Morapos Creek Archery Hunt
John, Tom and Steve came to hunt archery elk in Morapos Creek in 1998. We packed them in as usual and gave them the same story of where to set up and potentially good places to watch for elk, and left them to hunt on their own. While showing the country at 2 pm, the elk were coming over the ridge to the places we had just shown. Seeing them, we moved quickly on up the trail, not wanting the elk to spot us and be leery of coming out the next day (opening day).
At that time of year, the camps need to be checked daily because weather is warmer and meat will spoil if not packed to a cooler in short order. Day one: As the hunters settled in for the evening hunt, John got nestled under a pine, ready for the sun to lower and hopefully the elk would come to his wallow. He had just got settled in when he heard a noise behind him. Looking around, he was face to face with a mom bear and cub six to eight feet behind. He came flying out from under the tree, forgetting his bow in his haste, yelling and floundering around like a banshee. Mom bear, not wanting to tangle with this wild thing, ran off to the other side of the park. A short time later, she was joined by her cub. I'm sure she was telling her cub not to go near that tree---"did you see that thing?" ------------Well, John gathered his wits about himself, thinking he had muffed his evening hunt, and settled in again. In his hideaway hole, he started keeping a vigilant eye for animals (bear included) and trying to settle his heart rate to a more normal rhythm, while observing the scene in front of him. Thinking all the time no elk would come by after all that commotion. To his surprise, there came a bull about 45 minutes before sundown. Placing an arrow in what seemed to be a good area of the chest cavity, and feeling confident about it, he waited for the bull to go down as a good hunter does. As he waited, he heard elk coming down on the opposite side of him. To his amazement, a bull in the group had an arrow sticking out of it's head. Knowing his partner was in the direction the bull came from, he watched to see where the elk ran-----again, not pursuing, but waiting and watching. In good time, Steve came into view following the tracks of his bull. The head held arrow was Steve's second shot (a near miss), the first shot was the fatal shot as found later.
At this point it was becoming dusk, and hard to find a trail. Neither bull could be found, so the party of three headed back with flashlights to camp, planning on coming out early the following morning to trace out their bulls.

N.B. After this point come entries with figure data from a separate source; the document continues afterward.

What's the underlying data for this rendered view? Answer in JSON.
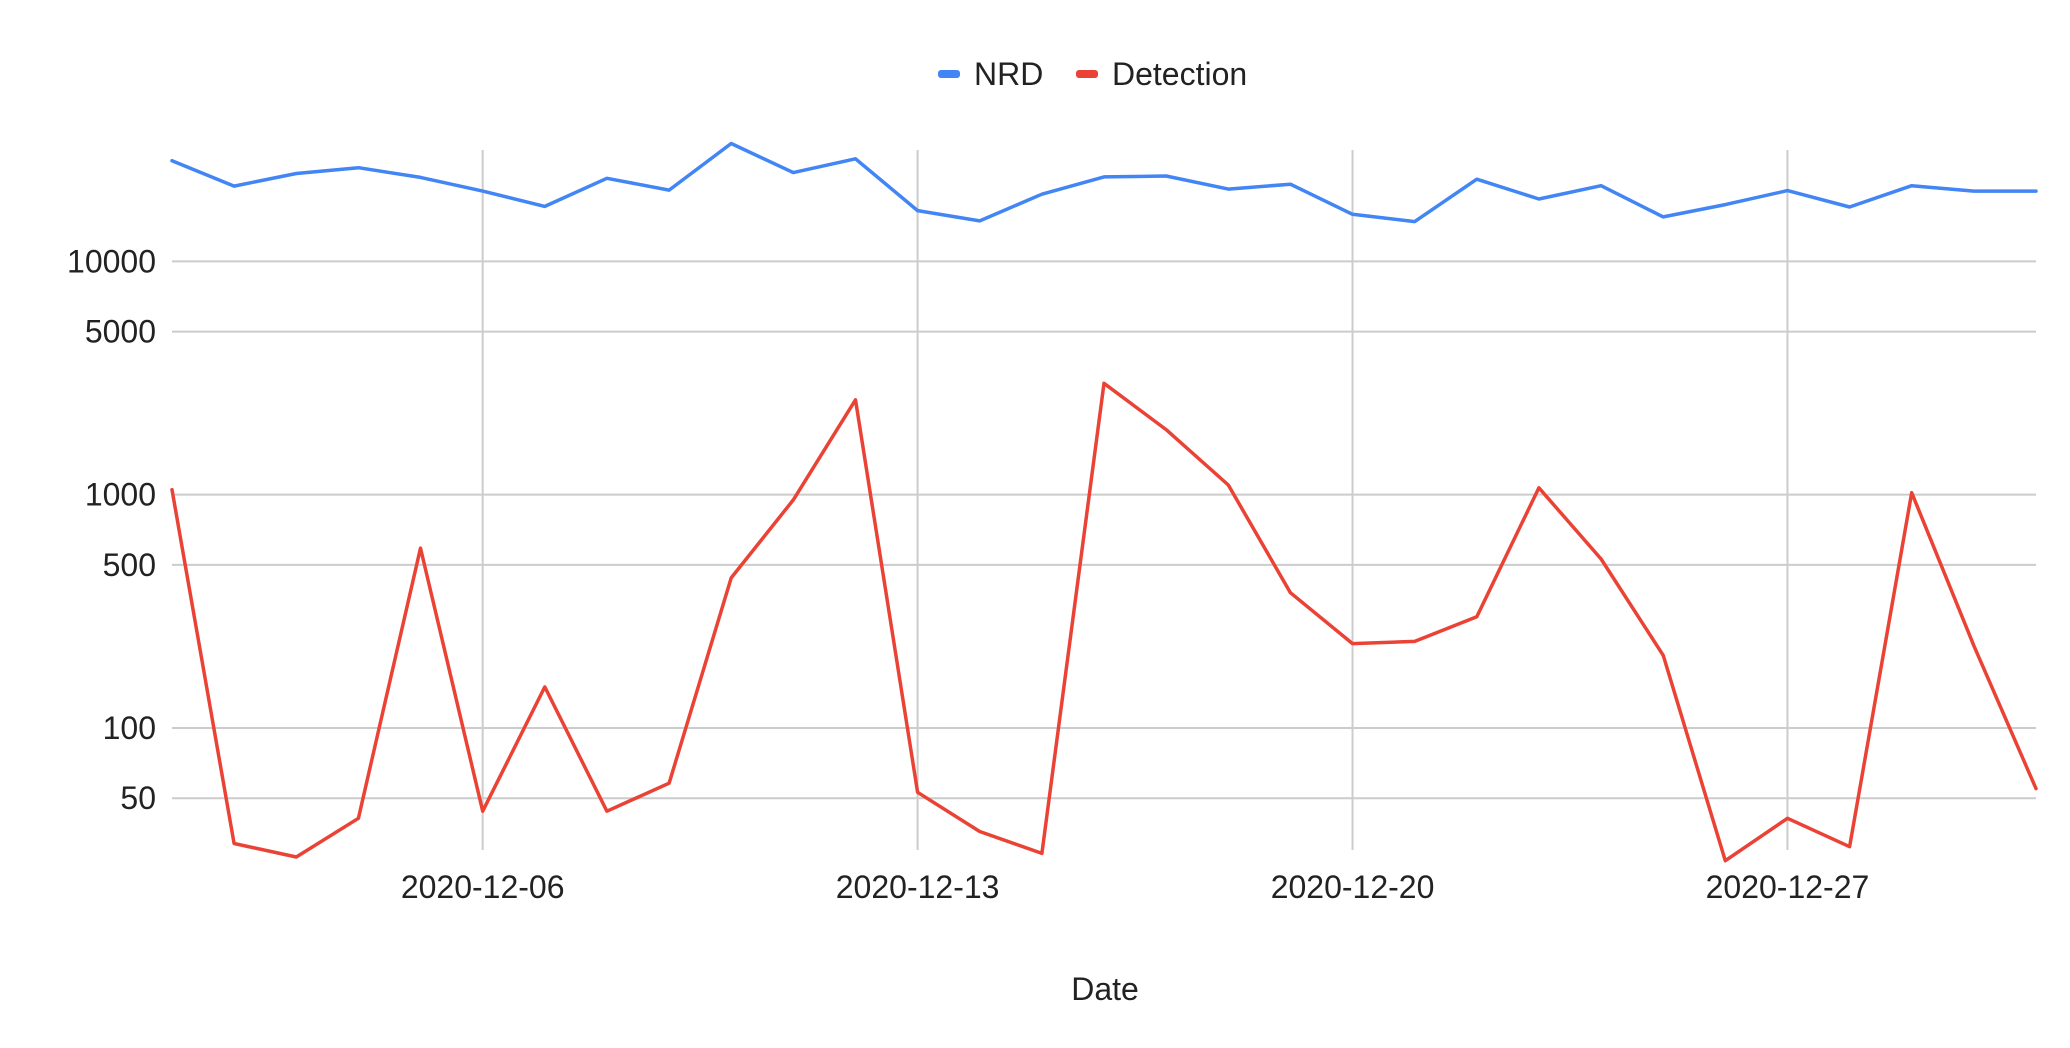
{
  "chart_data": {
    "type": "line",
    "title": "",
    "xlabel": "Date",
    "ylabel": "",
    "y_scale": "log",
    "ylim": [
      30,
      30000
    ],
    "xlim": [
      "2020-12-01",
      "2020-12-31"
    ],
    "grid": true,
    "legend_position": "top-center",
    "x": [
      "2020-12-01",
      "2020-12-02",
      "2020-12-03",
      "2020-12-04",
      "2020-12-05",
      "2020-12-06",
      "2020-12-07",
      "2020-12-08",
      "2020-12-09",
      "2020-12-10",
      "2020-12-11",
      "2020-12-12",
      "2020-12-13",
      "2020-12-14",
      "2020-12-15",
      "2020-12-16",
      "2020-12-17",
      "2020-12-18",
      "2020-12-19",
      "2020-12-20",
      "2020-12-21",
      "2020-12-22",
      "2020-12-23",
      "2020-12-24",
      "2020-12-25",
      "2020-12-26",
      "2020-12-27",
      "2020-12-28",
      "2020-12-29",
      "2020-12-30",
      "2020-12-31"
    ],
    "x_ticks": [
      {
        "date": "2020-12-06",
        "label": "2020-12-06"
      },
      {
        "date": "2020-12-13",
        "label": "2020-12-13"
      },
      {
        "date": "2020-12-20",
        "label": "2020-12-20"
      },
      {
        "date": "2020-12-27",
        "label": "2020-12-27"
      }
    ],
    "y_ticks": [
      {
        "value": 50,
        "label": "50"
      },
      {
        "value": 100,
        "label": "100"
      },
      {
        "value": 500,
        "label": "500"
      },
      {
        "value": 1000,
        "label": "1000"
      },
      {
        "value": 5000,
        "label": "5000"
      },
      {
        "value": 10000,
        "label": "10000"
      }
    ],
    "series": [
      {
        "name": "NRD",
        "color": "#4285F4",
        "values": [
          27000,
          21000,
          23800,
          25200,
          22900,
          20000,
          17200,
          22700,
          20200,
          32000,
          24000,
          27500,
          16500,
          14900,
          19400,
          23000,
          23200,
          20400,
          21400,
          15900,
          14800,
          22500,
          18500,
          21100,
          15500,
          17500,
          20100,
          17100,
          21100,
          20000,
          20000
        ]
      },
      {
        "name": "Detection",
        "color": "#EA4335",
        "values": [
          1050,
          32,
          28,
          41,
          590,
          44,
          150,
          44,
          58,
          440,
          950,
          2550,
          53,
          36,
          29,
          3000,
          1900,
          1100,
          380,
          230,
          235,
          300,
          1070,
          530,
          205,
          27,
          41,
          31,
          1020,
          225,
          55
        ]
      }
    ]
  }
}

Following GPS signals, they were on track ----however, in the middle of the park, the ferns were so high, it was hard to catch the trail leading them back to the tent, about a mile away, up hill. While talking and discussing the events of the evening, and trying to find the trail, they heard a snort. Flashing lights at the noise, they found a wounded bull facing them, hair raised and glassy eyed. John recognized it as being the animal he had shot earlier. Immediately knocking an arrow, with a flashlight in his mouth, he proceeded to shoot the animal at a short distance. While letting the bow string fly, caught his flashlight and nearly tore his teeth out. Now pitch black, except for the other's lights, he let a second arrow fly, striking the bull in a vulnerable area, creating more tense atmosphere for both bull and hunters. The bull now lay his antlers down in a dead pine and proceeded to tear it to pieces in his rage. At this point, the hunters were trying to find something to hide behind, and John was yelling "don't break your antlers!" At one o'clock AM, they got to camp for supper --could call it early breakfast -- and bed after skinning and hanging the bull bagged by flashlight.
Larry Menygoats and I came in the next morning to find a note on the tent door, directing us to the tracking area. With five of us tracking, we found Steve's bull 150 yards from where John had watched him run by. Larry M. and I packed out the two bulls, and came back the next day for the hunters.

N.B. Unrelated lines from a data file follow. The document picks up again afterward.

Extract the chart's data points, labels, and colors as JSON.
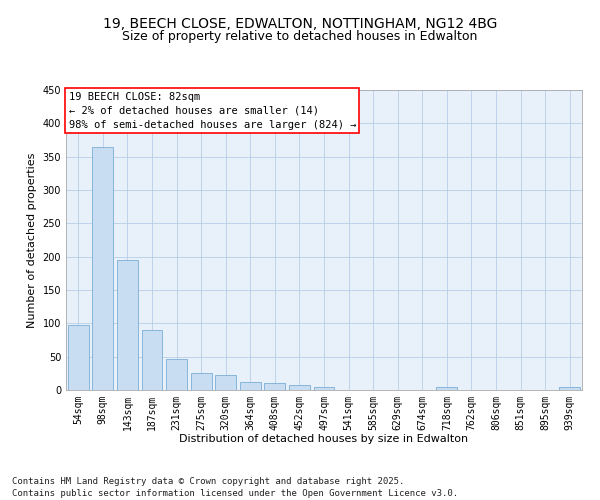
{
  "title_line1": "19, BEECH CLOSE, EDWALTON, NOTTINGHAM, NG12 4BG",
  "title_line2": "Size of property relative to detached houses in Edwalton",
  "xlabel": "Distribution of detached houses by size in Edwalton",
  "ylabel": "Number of detached properties",
  "bar_color": "#c9ddf2",
  "bar_edge_color": "#7aadd6",
  "grid_color": "#b8cfe8",
  "bg_color": "#e8f0fa",
  "categories": [
    "54sqm",
    "98sqm",
    "143sqm",
    "187sqm",
    "231sqm",
    "275sqm",
    "320sqm",
    "364sqm",
    "408sqm",
    "452sqm",
    "497sqm",
    "541sqm",
    "585sqm",
    "629sqm",
    "674sqm",
    "718sqm",
    "762sqm",
    "806sqm",
    "851sqm",
    "895sqm",
    "939sqm"
  ],
  "values": [
    97,
    365,
    195,
    90,
    47,
    25,
    22,
    12,
    10,
    7,
    4,
    0,
    0,
    0,
    0,
    4,
    0,
    0,
    0,
    0,
    4
  ],
  "ylim": [
    0,
    450
  ],
  "yticks": [
    0,
    50,
    100,
    150,
    200,
    250,
    300,
    350,
    400,
    450
  ],
  "annotation_box_text": "19 BEECH CLOSE: 82sqm\n← 2% of detached houses are smaller (14)\n98% of semi-detached houses are larger (824) →",
  "footer_text": "Contains HM Land Registry data © Crown copyright and database right 2025.\nContains public sector information licensed under the Open Government Licence v3.0.",
  "title1_fontsize": 10,
  "title2_fontsize": 9,
  "axis_label_fontsize": 8,
  "tick_fontsize": 7,
  "annotation_fontsize": 7.5,
  "footer_fontsize": 6.5
}
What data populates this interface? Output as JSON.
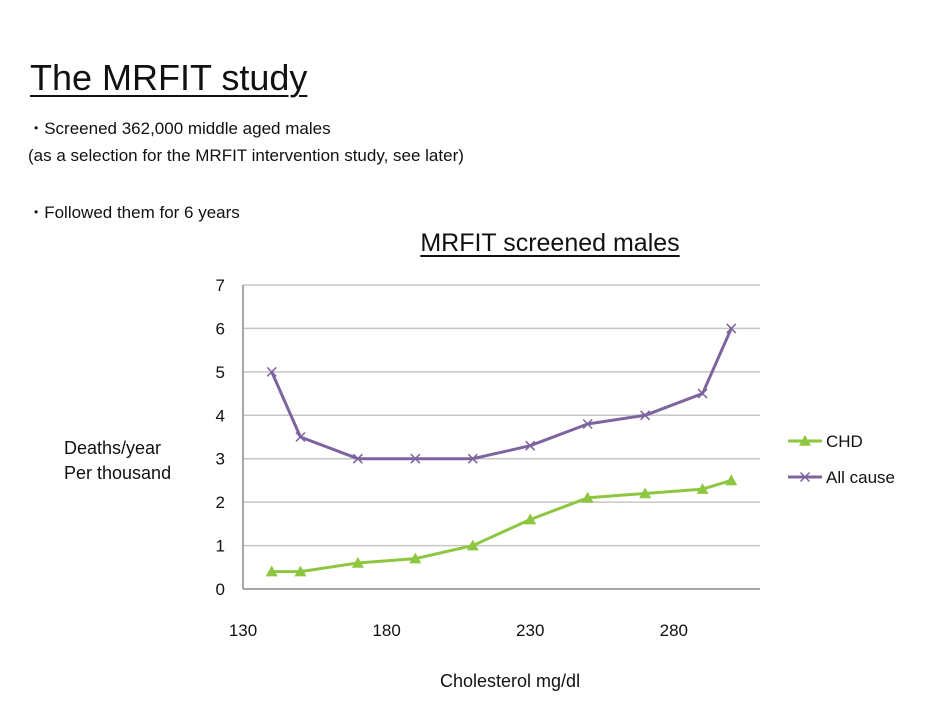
{
  "slide": {
    "title": "The MRFIT study",
    "bullets": [
      {
        "dot": "•",
        "line1": "Screened 362,000 middle aged males",
        "line2": "(as a selection for the MRFIT intervention study, see later)"
      },
      {
        "dot": "•",
        "line1": "Followed them for 6 years"
      }
    ]
  },
  "chart_data": {
    "type": "line",
    "title": "MRFIT screened males",
    "ylabel_lines": [
      "Deaths/year",
      "Per thousand"
    ],
    "xlabel": "Cholesterol mg/dl",
    "xlim": [
      130,
      310
    ],
    "ylim": [
      0,
      7
    ],
    "xticks": [
      130,
      180,
      230,
      280
    ],
    "yticks": [
      0,
      1,
      2,
      3,
      4,
      5,
      6,
      7
    ],
    "grid": true,
    "legend_position": "right",
    "series": [
      {
        "name": "CHD",
        "color": "#8dc63f",
        "marker": "triangle",
        "x": [
          140,
          150,
          170,
          190,
          210,
          230,
          250,
          270,
          290,
          300
        ],
        "y": [
          0.4,
          0.4,
          0.6,
          0.7,
          1.0,
          1.6,
          2.1,
          2.2,
          2.3,
          2.5
        ]
      },
      {
        "name": "All cause",
        "color": "#7e649e",
        "marker": "x",
        "x": [
          140,
          150,
          170,
          190,
          210,
          230,
          250,
          270,
          290,
          300
        ],
        "y": [
          5.0,
          3.5,
          3.0,
          3.0,
          3.0,
          3.3,
          3.8,
          4.0,
          4.5,
          6.0
        ]
      }
    ]
  }
}
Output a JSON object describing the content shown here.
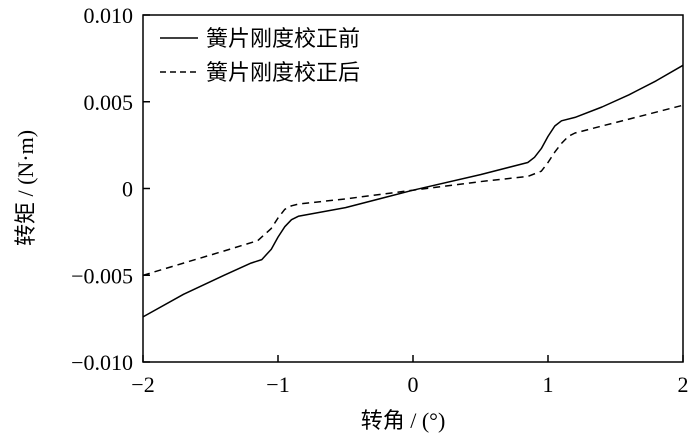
{
  "chart_data": {
    "type": "line",
    "xlabel": "转角 / (°)",
    "ylabel": "转矩 / (N·m)",
    "xlim": [
      -2,
      2
    ],
    "ylim": [
      -0.01,
      0.01
    ],
    "x_ticks": [
      -2,
      -1,
      0,
      1,
      2
    ],
    "x_tick_labels": [
      "−2",
      "−1",
      "0",
      "1",
      "2"
    ],
    "y_ticks": [
      -0.01,
      -0.005,
      0,
      0.005,
      0.01
    ],
    "y_tick_labels": [
      "−0.010",
      "−0.005",
      "0",
      "0.005",
      "0.010"
    ],
    "grid": false,
    "legend_position": "top-left",
    "series": [
      {
        "name": "簧片刚度校正前",
        "style": "solid",
        "color": "#000000",
        "x": [
          -2.0,
          -1.7,
          -1.4,
          -1.2,
          -1.12,
          -1.05,
          -1.0,
          -0.95,
          -0.9,
          -0.85,
          -0.5,
          0,
          0.5,
          0.85,
          0.9,
          0.95,
          1.0,
          1.05,
          1.1,
          1.2,
          1.4,
          1.6,
          1.8,
          2.0
        ],
        "y": [
          -0.0074,
          -0.0061,
          -0.005,
          -0.0043,
          -0.0041,
          -0.0035,
          -0.0028,
          -0.0022,
          -0.0018,
          -0.0016,
          -0.0011,
          -0.0001,
          0.0008,
          0.0015,
          0.0018,
          0.0023,
          0.003,
          0.0036,
          0.0039,
          0.0041,
          0.0047,
          0.0054,
          0.0062,
          0.0071
        ]
      },
      {
        "name": "簧片刚度校正后",
        "style": "dashed",
        "color": "#000000",
        "x": [
          -2.0,
          -1.7,
          -1.4,
          -1.15,
          -1.05,
          -1.0,
          -0.95,
          -0.9,
          -0.85,
          -0.5,
          0,
          0.5,
          0.85,
          0.95,
          1.0,
          1.05,
          1.1,
          1.15,
          1.2,
          1.4,
          1.6,
          1.8,
          2.0
        ],
        "y": [
          -0.005,
          -0.0043,
          -0.0036,
          -0.003,
          -0.0023,
          -0.0017,
          -0.0012,
          -0.001,
          -0.0009,
          -0.0006,
          -0.0001,
          0.0004,
          0.0007,
          0.001,
          0.0015,
          0.0021,
          0.0026,
          0.003,
          0.0032,
          0.0036,
          0.004,
          0.0044,
          0.0048
        ]
      }
    ]
  }
}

In the year 2000, these fellows came back with a party of eight, and only took one bull home, but they had a great time, and saw a good number of elk. John had a painful time riding out, however, and finally had to walk. Later, he found he had a kidney stone problem.
Hey John! We may forget the ride out, but I bet you won't. The rest of the story, I will always remember. I enjoy hearing you tell it.
These are hunts one will remember for a life time, and stories told over and over again, making life really worth while. Plus the fact more life long friends have been made.